This week’s traditional Remembrance observances will still be echoing next May when Whittington Music Festival marks the centenary of the end of World War 1 with its week-long “Fantasia on a British theme”. The festival’s newly released artwork shows a poppy sheltered by a spreading oak shaped as a cello.

“The first world war carried off some brilliant young composers among the thousands of casualties”, says festival founder Lawrence Mortimer. “We intend to honour them with a celebration of British music stretching back to Shakespeare’s time up to the present day”. Elgar, best known for his Pomp and Circumstance marches, headlines the festival, as does Vaughan Williams, who was a stretcher-bearer during the conflict. The final concert on May 20th will be the festival’s particular contribution to Oswestry’s centenary events.

The 2018 programme features no less than seventeen composers, all of them British, including Oswestry composer Sir Henry Walford Davies (1869-1941). This is a radical break with tradition for the world-class classical music festival, which attracts large audiences to the Oswestry area for a week each Spring. For its first five years the festival focussed on just one composer a year, featuring in turn Brahms, Schubert, Mendelssohn, Mozart and Beethoven.

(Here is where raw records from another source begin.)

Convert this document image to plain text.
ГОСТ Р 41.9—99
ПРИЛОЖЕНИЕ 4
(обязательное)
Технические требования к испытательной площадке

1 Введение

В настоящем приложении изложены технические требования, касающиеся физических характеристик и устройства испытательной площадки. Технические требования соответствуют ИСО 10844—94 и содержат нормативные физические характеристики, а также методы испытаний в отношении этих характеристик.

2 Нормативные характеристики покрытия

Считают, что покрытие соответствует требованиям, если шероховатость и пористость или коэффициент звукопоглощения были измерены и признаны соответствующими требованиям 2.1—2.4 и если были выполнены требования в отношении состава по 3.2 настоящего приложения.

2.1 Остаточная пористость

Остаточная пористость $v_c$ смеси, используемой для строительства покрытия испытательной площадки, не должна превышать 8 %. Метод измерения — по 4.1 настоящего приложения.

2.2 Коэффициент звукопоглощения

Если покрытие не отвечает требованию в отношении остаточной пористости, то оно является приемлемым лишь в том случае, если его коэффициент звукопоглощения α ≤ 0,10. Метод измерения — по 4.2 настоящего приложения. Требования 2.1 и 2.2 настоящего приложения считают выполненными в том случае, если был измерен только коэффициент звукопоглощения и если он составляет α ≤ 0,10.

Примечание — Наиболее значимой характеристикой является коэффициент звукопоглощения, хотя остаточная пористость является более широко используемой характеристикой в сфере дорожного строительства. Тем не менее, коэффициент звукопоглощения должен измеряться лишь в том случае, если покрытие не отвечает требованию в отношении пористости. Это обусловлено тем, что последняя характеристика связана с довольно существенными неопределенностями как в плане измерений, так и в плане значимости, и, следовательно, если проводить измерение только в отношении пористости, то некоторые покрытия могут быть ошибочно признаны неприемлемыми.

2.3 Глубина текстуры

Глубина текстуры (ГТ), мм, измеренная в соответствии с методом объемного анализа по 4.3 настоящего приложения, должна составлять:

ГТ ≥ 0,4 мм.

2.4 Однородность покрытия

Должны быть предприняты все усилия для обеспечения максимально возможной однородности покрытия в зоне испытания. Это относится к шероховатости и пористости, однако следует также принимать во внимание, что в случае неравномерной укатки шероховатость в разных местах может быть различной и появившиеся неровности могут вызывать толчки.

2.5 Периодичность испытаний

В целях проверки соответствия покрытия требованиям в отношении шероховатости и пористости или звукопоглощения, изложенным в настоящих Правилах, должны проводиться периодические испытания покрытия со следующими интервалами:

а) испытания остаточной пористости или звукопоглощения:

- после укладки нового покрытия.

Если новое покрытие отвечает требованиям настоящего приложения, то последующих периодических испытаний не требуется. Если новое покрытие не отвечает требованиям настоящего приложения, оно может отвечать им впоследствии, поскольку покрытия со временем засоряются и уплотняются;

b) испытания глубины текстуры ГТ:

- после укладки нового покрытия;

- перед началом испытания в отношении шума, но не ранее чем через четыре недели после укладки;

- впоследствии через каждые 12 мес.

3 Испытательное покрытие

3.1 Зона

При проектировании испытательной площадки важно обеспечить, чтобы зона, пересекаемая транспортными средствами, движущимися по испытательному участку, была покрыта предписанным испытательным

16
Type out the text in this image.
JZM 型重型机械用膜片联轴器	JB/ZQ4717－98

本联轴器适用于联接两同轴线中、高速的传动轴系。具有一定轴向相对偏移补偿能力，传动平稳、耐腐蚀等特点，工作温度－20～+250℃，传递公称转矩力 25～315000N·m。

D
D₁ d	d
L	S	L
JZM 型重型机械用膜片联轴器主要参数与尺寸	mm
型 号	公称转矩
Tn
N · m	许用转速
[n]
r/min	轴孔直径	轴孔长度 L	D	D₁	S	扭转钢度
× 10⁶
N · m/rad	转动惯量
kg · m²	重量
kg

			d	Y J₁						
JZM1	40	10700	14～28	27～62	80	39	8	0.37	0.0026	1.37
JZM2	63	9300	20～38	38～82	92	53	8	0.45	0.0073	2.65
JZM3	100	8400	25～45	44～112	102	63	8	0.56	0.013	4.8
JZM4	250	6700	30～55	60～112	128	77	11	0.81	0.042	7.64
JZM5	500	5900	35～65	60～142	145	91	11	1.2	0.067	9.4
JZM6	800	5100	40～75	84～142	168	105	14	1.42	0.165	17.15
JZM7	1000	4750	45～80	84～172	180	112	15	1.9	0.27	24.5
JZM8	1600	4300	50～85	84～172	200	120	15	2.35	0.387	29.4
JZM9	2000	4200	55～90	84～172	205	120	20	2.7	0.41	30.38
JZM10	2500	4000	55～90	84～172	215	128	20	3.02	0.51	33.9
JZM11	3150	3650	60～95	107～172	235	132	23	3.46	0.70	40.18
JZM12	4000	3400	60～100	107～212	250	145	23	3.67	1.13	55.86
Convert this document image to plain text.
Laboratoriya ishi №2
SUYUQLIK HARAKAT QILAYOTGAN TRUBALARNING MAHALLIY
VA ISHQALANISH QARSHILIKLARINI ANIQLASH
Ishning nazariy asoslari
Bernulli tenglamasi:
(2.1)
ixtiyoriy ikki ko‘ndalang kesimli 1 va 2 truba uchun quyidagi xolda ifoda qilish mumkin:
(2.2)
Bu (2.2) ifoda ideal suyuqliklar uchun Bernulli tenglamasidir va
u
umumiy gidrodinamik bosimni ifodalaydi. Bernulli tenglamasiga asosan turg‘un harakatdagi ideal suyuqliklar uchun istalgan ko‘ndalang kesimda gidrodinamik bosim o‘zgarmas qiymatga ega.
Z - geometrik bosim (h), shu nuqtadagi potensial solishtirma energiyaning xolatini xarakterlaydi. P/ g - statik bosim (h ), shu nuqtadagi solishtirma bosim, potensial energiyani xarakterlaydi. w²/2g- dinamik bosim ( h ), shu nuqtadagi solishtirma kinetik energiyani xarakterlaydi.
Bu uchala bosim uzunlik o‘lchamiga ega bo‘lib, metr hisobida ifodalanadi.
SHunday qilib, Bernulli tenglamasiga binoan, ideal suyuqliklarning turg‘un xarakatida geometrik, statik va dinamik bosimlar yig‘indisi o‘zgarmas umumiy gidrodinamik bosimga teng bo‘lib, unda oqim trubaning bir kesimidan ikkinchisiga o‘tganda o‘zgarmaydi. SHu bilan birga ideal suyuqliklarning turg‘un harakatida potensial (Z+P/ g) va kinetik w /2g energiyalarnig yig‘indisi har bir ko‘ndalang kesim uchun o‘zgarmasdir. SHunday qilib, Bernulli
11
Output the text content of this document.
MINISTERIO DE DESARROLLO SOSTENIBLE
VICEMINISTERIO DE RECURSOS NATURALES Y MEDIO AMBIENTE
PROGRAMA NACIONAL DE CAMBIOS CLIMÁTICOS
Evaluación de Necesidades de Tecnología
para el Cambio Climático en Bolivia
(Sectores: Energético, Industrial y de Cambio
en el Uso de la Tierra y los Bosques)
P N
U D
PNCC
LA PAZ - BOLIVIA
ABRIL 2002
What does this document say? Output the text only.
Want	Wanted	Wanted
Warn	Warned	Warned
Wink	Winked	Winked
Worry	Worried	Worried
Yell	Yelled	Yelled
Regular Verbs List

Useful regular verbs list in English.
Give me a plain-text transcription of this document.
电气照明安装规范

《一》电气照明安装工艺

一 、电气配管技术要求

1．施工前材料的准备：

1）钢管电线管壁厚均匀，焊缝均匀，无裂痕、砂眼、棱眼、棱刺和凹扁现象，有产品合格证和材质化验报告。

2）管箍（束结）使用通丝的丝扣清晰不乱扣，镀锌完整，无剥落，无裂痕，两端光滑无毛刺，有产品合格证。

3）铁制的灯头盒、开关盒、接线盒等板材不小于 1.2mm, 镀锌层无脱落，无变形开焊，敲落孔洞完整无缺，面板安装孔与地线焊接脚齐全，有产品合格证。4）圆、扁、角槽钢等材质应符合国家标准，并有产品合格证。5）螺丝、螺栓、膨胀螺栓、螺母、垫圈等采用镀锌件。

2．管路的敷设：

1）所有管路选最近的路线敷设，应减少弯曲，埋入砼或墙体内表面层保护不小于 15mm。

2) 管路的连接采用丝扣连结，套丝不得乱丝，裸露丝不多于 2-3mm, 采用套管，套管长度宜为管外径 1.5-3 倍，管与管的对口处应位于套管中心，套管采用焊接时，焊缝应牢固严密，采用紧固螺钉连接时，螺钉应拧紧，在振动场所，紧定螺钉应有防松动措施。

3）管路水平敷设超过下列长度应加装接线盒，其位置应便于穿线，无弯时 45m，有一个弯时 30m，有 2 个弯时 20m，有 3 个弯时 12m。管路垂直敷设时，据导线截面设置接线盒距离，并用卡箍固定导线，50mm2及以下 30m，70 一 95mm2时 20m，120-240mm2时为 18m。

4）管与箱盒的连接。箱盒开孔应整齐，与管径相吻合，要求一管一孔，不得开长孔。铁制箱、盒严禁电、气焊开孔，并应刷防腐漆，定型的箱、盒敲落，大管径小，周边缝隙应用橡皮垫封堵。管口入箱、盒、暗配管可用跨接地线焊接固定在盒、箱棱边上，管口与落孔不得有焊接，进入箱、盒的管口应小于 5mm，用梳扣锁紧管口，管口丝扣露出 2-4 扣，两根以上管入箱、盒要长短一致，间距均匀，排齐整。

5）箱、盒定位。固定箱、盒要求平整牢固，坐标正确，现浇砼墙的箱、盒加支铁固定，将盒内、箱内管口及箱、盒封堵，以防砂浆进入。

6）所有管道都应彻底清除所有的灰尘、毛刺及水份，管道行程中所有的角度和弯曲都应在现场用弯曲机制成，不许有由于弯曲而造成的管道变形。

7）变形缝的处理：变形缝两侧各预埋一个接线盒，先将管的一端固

“Once again we have a brilliant collection of international artists coming to Whittington”, says new festival Chairman Robert Greaves. “The celebrated Elias Quartet are coming back, and we have Principal instrumentalists from the London Symphony Orchestra and other European ensembles”.

The musicians, who include renowned Scottish fiddler Donald Grant, a member of the Elias Quartet, will be dedicating part of one concert to traditional folk music. “It is after all the inspiration of so much of the British classical repertoire”, says Mr Mortimer.